I went upstairs and crept down the hall to his nursery door. As usual it was ajar; after a moment's hesitation I inched it just open enough to squeeze through. My heart was beating so loudly I thought it might wake him—I really had no idea what I was doing. In all my career babysitting I'd never cared for a child so young. I saw only the crib, its monkey-patterned bumper sufficiently high that the baby, asleep, was obscured. I knew this and yet still grew convinced he'd somehow disappeared. I was alone; no one could judge me; I dropped to all fours, and with the caution of a predator—or prey?—noiselessly crawled toward the crib, the heels of my hands and my knees sinking into the carpet. I didn't have to get all the way there to come in range of the sound of his breathing. Once I heard it, so faint yet so steady, the quintessence of self-containment—here he'd been all this time—I was compelled to make sure it was him breathing there and not something else, like a raccoon. I raised my head just far enough to peer over the bumper. He'd bundled himself in a corner, limbs tucked under his body, face turned toward me. Because his eyes were closed I felt I had no idea what he looked like. I might never have seen him before. And then his breath snagged in his throat and he let out a strange, high-pitched whinny and shrugged himself more tightly into a ball and with wild haste, as if fleeing gunfire, hunched over I ran out the door, and closed it to a finger's width behind me, afraid of the noise of the latch.

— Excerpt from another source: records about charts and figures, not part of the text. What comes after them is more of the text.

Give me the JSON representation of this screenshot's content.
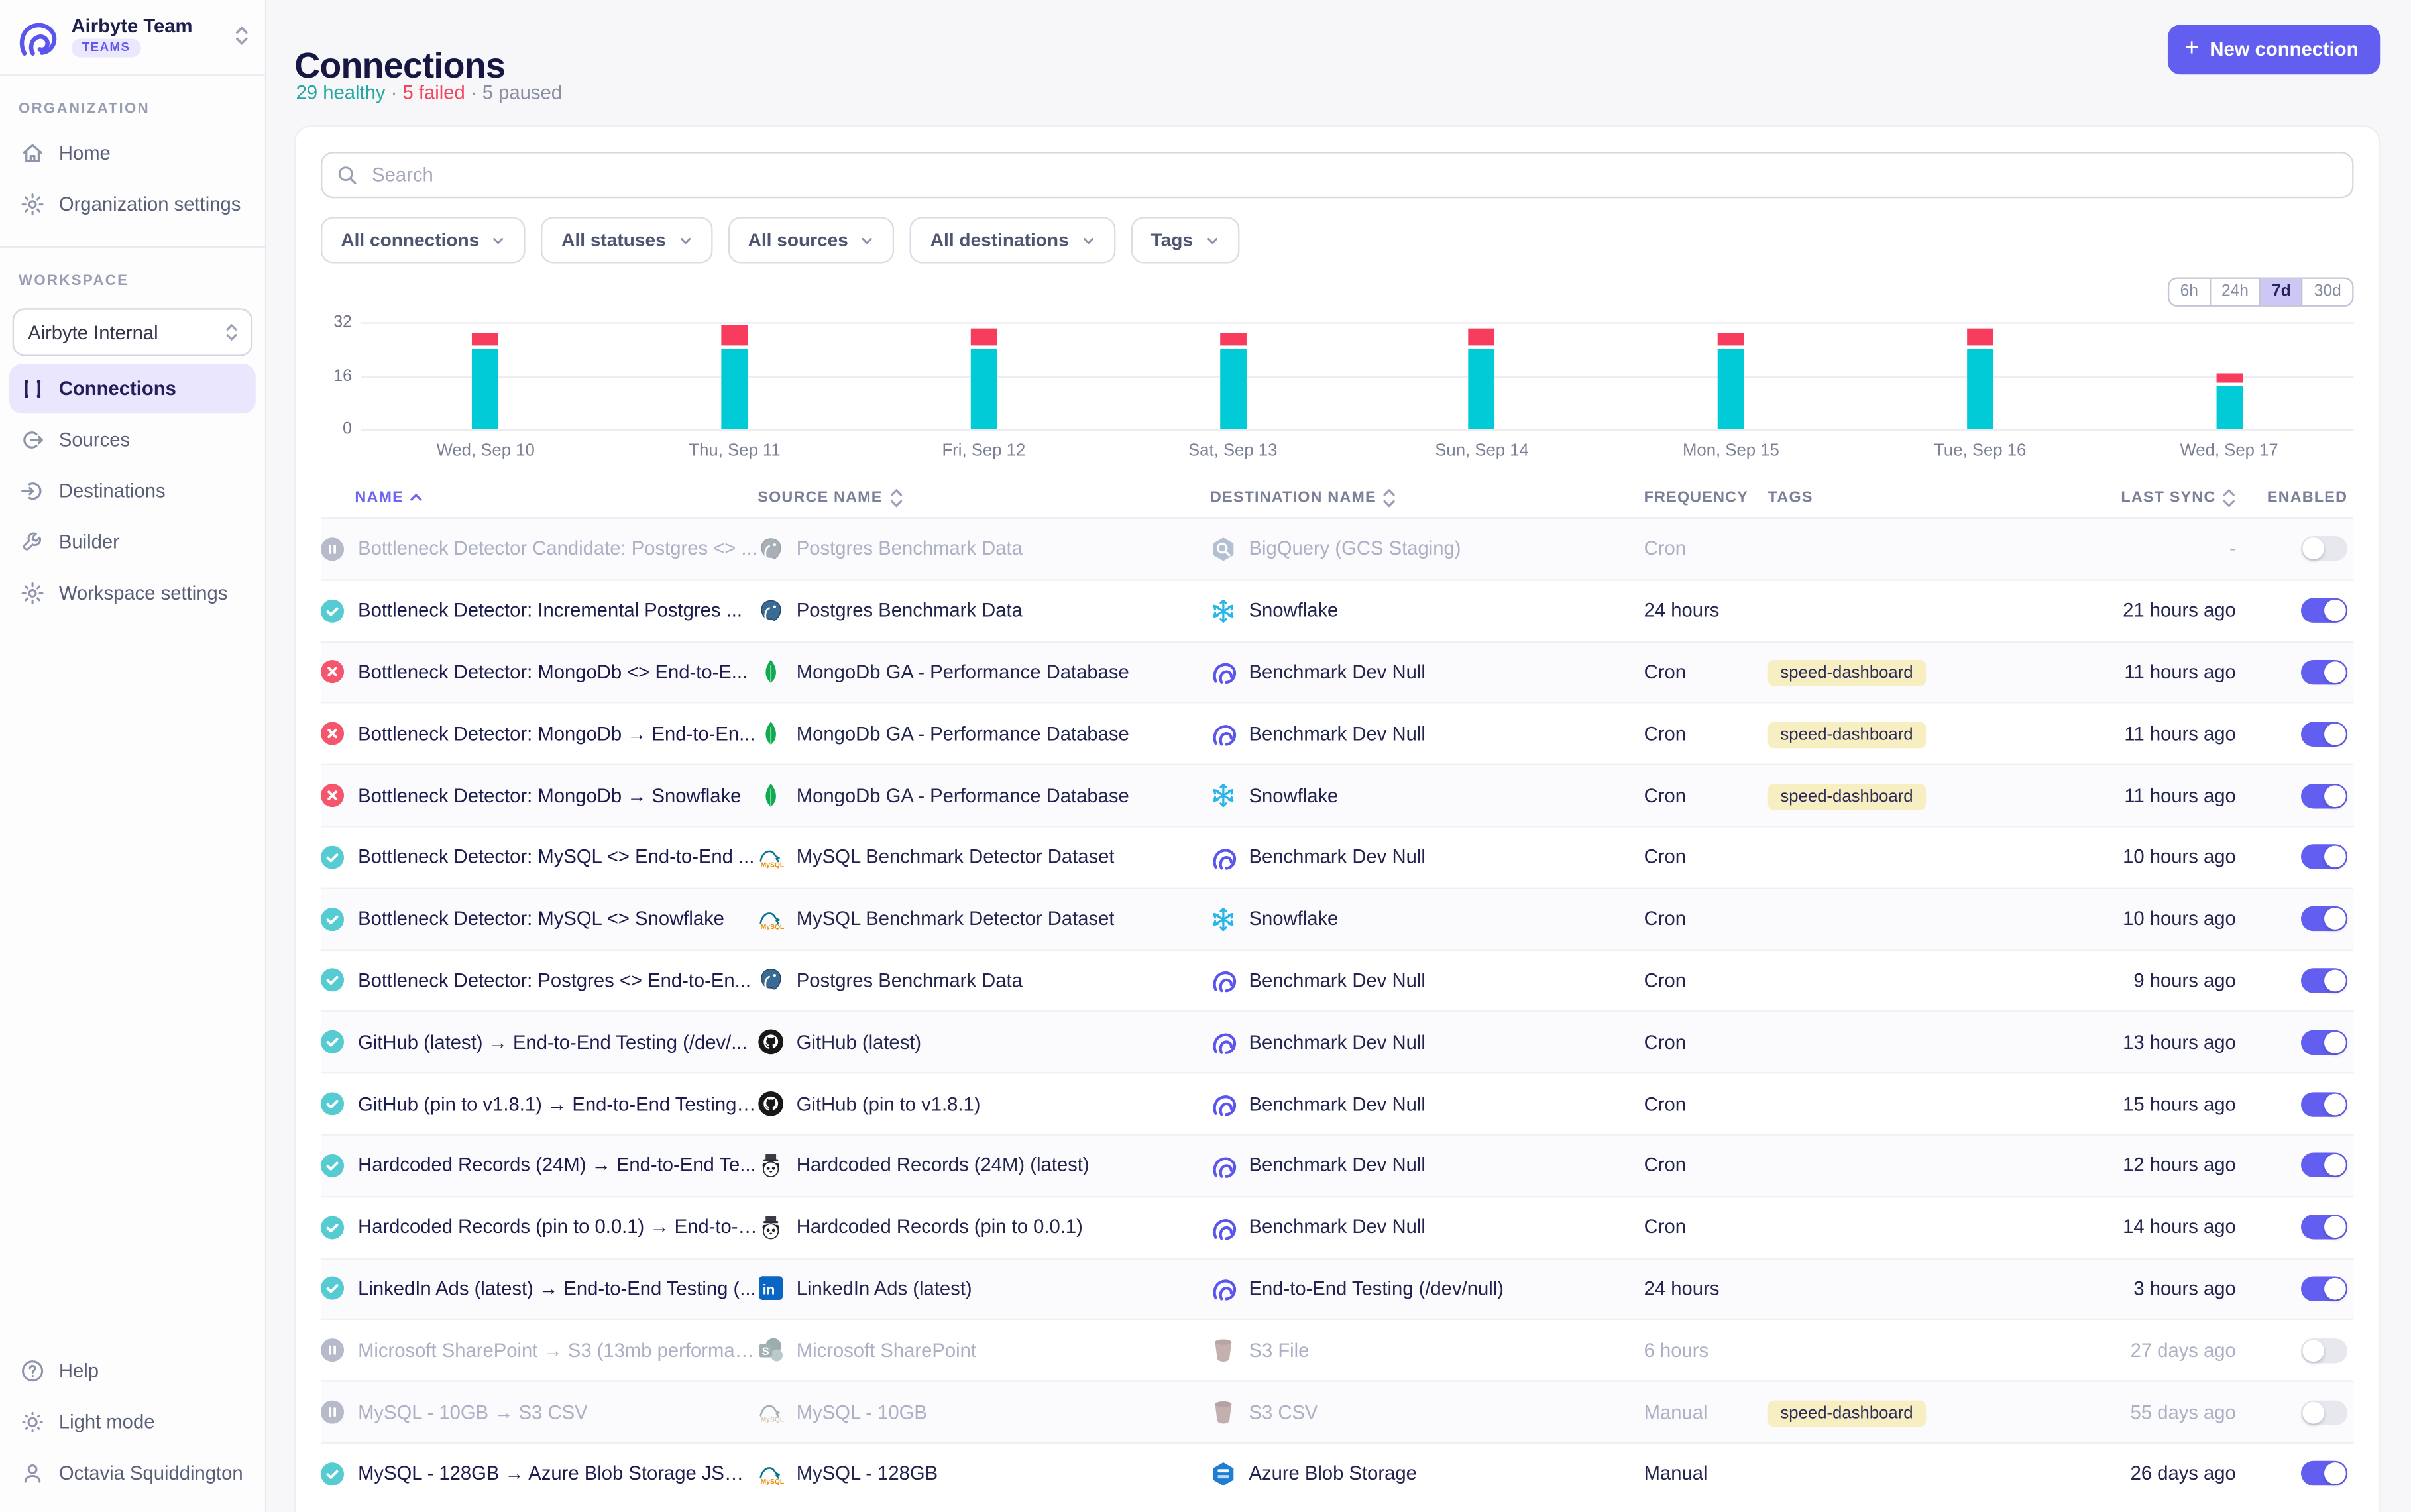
{
  "sidebar": {
    "team_name": "Airbyte Team",
    "team_badge": "TEAMS",
    "org_section_label": "ORGANIZATION",
    "org_items": [
      {
        "label": "Home",
        "icon": "home"
      },
      {
        "label": "Organization settings",
        "icon": "gear"
      }
    ],
    "workspace_section_label": "WORKSPACE",
    "workspace_selector_value": "Airbyte Internal",
    "workspace_items": [
      {
        "label": "Connections",
        "icon": "connections",
        "active": true
      },
      {
        "label": "Sources",
        "icon": "source",
        "active": false
      },
      {
        "label": "Destinations",
        "icon": "destination",
        "active": false
      },
      {
        "label": "Builder",
        "icon": "builder",
        "active": false
      },
      {
        "label": "Workspace settings",
        "icon": "gear",
        "active": false
      }
    ],
    "footer_items": [
      {
        "label": "Help",
        "icon": "help"
      },
      {
        "label": "Light mode",
        "icon": "sun"
      },
      {
        "label": "Octavia Squiddington",
        "icon": "user"
      }
    ]
  },
  "header": {
    "title": "Connections",
    "healthy": "29 healthy",
    "failed": "5 failed",
    "paused": "5 paused",
    "separator": "·",
    "new_connection_label": "New connection"
  },
  "search": {
    "placeholder": "Search"
  },
  "filters": [
    "All connections",
    "All statuses",
    "All sources",
    "All destinations",
    "Tags"
  ],
  "time_range": {
    "options": [
      "6h",
      "24h",
      "7d",
      "30d"
    ],
    "selected": "7d"
  },
  "chart_data": {
    "type": "bar",
    "stacked": true,
    "categories": [
      "Wed, Sep 10",
      "Thu, Sep 11",
      "Fri, Sep 12",
      "Sat, Sep 13",
      "Sun, Sep 14",
      "Mon, Sep 15",
      "Tue, Sep 16",
      "Wed, Sep 17"
    ],
    "series": [
      {
        "name": "succeeded",
        "color": "#00cbd6",
        "values": [
          24,
          24,
          24,
          24,
          24,
          24,
          24,
          13
        ]
      },
      {
        "name": "failed",
        "color": "#f83c5e",
        "values": [
          4,
          6,
          5,
          4,
          5,
          4,
          5,
          3
        ]
      }
    ],
    "title": "",
    "xlabel": "",
    "ylabel": "",
    "ylim": [
      0,
      32
    ],
    "yticks": [
      32,
      16,
      0
    ],
    "grid": true,
    "legend": "none"
  },
  "table": {
    "columns": [
      {
        "label": "NAME",
        "sort": "asc"
      },
      {
        "label": "SOURCE NAME",
        "sort": "both"
      },
      {
        "label": "DESTINATION NAME",
        "sort": "both"
      },
      {
        "label": "FREQUENCY",
        "sort": "none"
      },
      {
        "label": "TAGS",
        "sort": "none"
      },
      {
        "label": "LAST SYNC",
        "sort": "both"
      },
      {
        "label": "ENABLED",
        "sort": "none"
      }
    ],
    "rows": [
      {
        "status": "paused",
        "name": "Bottleneck Detector Candidate: Postgres <> ...",
        "source": {
          "icon": "postgres",
          "label": "Postgres Benchmark Data"
        },
        "destination": {
          "icon": "bigquery",
          "label": "BigQuery (GCS Staging)"
        },
        "frequency": "Cron",
        "tag": "",
        "last_sync": "-",
        "enabled": false
      },
      {
        "status": "healthy",
        "name": "Bottleneck Detector: Incremental Postgres ...",
        "source": {
          "icon": "postgres",
          "label": "Postgres Benchmark Data"
        },
        "destination": {
          "icon": "snowflake",
          "label": "Snowflake"
        },
        "frequency": "24 hours",
        "tag": "",
        "last_sync": "21 hours ago",
        "enabled": true
      },
      {
        "status": "failed",
        "name": "Bottleneck Detector: MongoDb <> End-to-E...",
        "source": {
          "icon": "mongodb",
          "label": "MongoDb GA - Performance Database"
        },
        "destination": {
          "icon": "airbyte",
          "label": "Benchmark Dev Null"
        },
        "frequency": "Cron",
        "tag": "speed-dashboard",
        "last_sync": "11 hours ago",
        "enabled": true
      },
      {
        "status": "failed",
        "name": "Bottleneck Detector: MongoDb → End-to-En...",
        "source": {
          "icon": "mongodb",
          "label": "MongoDb GA - Performance Database"
        },
        "destination": {
          "icon": "airbyte",
          "label": "Benchmark Dev Null"
        },
        "frequency": "Cron",
        "tag": "speed-dashboard",
        "last_sync": "11 hours ago",
        "enabled": true
      },
      {
        "status": "failed",
        "name": "Bottleneck Detector: MongoDb → Snowflake",
        "source": {
          "icon": "mongodb",
          "label": "MongoDb GA - Performance Database"
        },
        "destination": {
          "icon": "snowflake",
          "label": "Snowflake"
        },
        "frequency": "Cron",
        "tag": "speed-dashboard",
        "last_sync": "11 hours ago",
        "enabled": true
      },
      {
        "status": "healthy",
        "name": "Bottleneck Detector: MySQL <> End-to-End ...",
        "source": {
          "icon": "mysql",
          "label": "MySQL Benchmark Detector Dataset"
        },
        "destination": {
          "icon": "airbyte",
          "label": "Benchmark Dev Null"
        },
        "frequency": "Cron",
        "tag": "",
        "last_sync": "10 hours ago",
        "enabled": true
      },
      {
        "status": "healthy",
        "name": "Bottleneck Detector: MySQL <> Snowflake",
        "source": {
          "icon": "mysql",
          "label": "MySQL Benchmark Detector Dataset"
        },
        "destination": {
          "icon": "snowflake",
          "label": "Snowflake"
        },
        "frequency": "Cron",
        "tag": "",
        "last_sync": "10 hours ago",
        "enabled": true
      },
      {
        "status": "healthy",
        "name": "Bottleneck Detector: Postgres <> End-to-En...",
        "source": {
          "icon": "postgres",
          "label": "Postgres Benchmark Data"
        },
        "destination": {
          "icon": "airbyte",
          "label": "Benchmark Dev Null"
        },
        "frequency": "Cron",
        "tag": "",
        "last_sync": "9 hours ago",
        "enabled": true
      },
      {
        "status": "healthy",
        "name": "GitHub (latest) → End-to-End Testing (/dev/...",
        "source": {
          "icon": "github",
          "label": "GitHub (latest)"
        },
        "destination": {
          "icon": "airbyte",
          "label": "Benchmark Dev Null"
        },
        "frequency": "Cron",
        "tag": "",
        "last_sync": "13 hours ago",
        "enabled": true
      },
      {
        "status": "healthy",
        "name": "GitHub (pin to v1.8.1) → End-to-End Testing (...",
        "source": {
          "icon": "github",
          "label": "GitHub (pin to v1.8.1)"
        },
        "destination": {
          "icon": "airbyte",
          "label": "Benchmark Dev Null"
        },
        "frequency": "Cron",
        "tag": "",
        "last_sync": "15 hours ago",
        "enabled": true
      },
      {
        "status": "healthy",
        "name": "Hardcoded Records (24M) → End-to-End Te...",
        "source": {
          "icon": "hardcoded",
          "label": "Hardcoded Records (24M) (latest)"
        },
        "destination": {
          "icon": "airbyte",
          "label": "Benchmark Dev Null"
        },
        "frequency": "Cron",
        "tag": "",
        "last_sync": "12 hours ago",
        "enabled": true
      },
      {
        "status": "healthy",
        "name": "Hardcoded Records (pin to 0.0.1) → End-to-E...",
        "source": {
          "icon": "hardcoded",
          "label": "Hardcoded Records (pin to 0.0.1)"
        },
        "destination": {
          "icon": "airbyte",
          "label": "Benchmark Dev Null"
        },
        "frequency": "Cron",
        "tag": "",
        "last_sync": "14 hours ago",
        "enabled": true
      },
      {
        "status": "healthy",
        "name": "LinkedIn Ads (latest) → End-to-End Testing (...",
        "source": {
          "icon": "linkedin",
          "label": "LinkedIn Ads (latest)"
        },
        "destination": {
          "icon": "airbyte",
          "label": "End-to-End Testing (/dev/null)"
        },
        "frequency": "24 hours",
        "tag": "",
        "last_sync": "3 hours ago",
        "enabled": true
      },
      {
        "status": "paused",
        "name": "Microsoft SharePoint → S3 (13mb performan...",
        "source": {
          "icon": "sharepoint",
          "label": "Microsoft SharePoint"
        },
        "destination": {
          "icon": "s3",
          "label": "S3 File"
        },
        "frequency": "6 hours",
        "tag": "",
        "last_sync": "27 days ago",
        "enabled": false
      },
      {
        "status": "paused",
        "name": "MySQL - 10GB → S3 CSV",
        "source": {
          "icon": "mysql",
          "label": "MySQL - 10GB"
        },
        "destination": {
          "icon": "s3",
          "label": "S3 CSV"
        },
        "frequency": "Manual",
        "tag": "speed-dashboard",
        "last_sync": "55 days ago",
        "enabled": false
      },
      {
        "status": "healthy",
        "name": "MySQL - 128GB → Azure Blob Storage JSOn ...",
        "source": {
          "icon": "mysql",
          "label": "MySQL - 128GB"
        },
        "destination": {
          "icon": "azure",
          "label": "Azure Blob Storage"
        },
        "frequency": "Manual",
        "tag": "",
        "last_sync": "26 days ago",
        "enabled": true
      }
    ]
  },
  "colors": {
    "accent_purple": "#615ef0",
    "healthy_teal": "#56ccd2",
    "failed_red": "#f4566e",
    "paused_gray": "#b6bac9",
    "chart_teal": "#00cbd6",
    "chart_red": "#f83c5e",
    "tag_yellow": "#f7eec2"
  }
}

The nearest phone was in the bedroom, where my clothes and Martha's seemed to have been raining down from great heights for a great length of time. With a pang I discovered I still knew Laurence's number by heart. And then hearing his chipper “Hello-oh?” I almost hung up but would not let myself.

“Hi, Laurence.”

“Martha!” with a great gust of mustered delight. “Are you able to come?”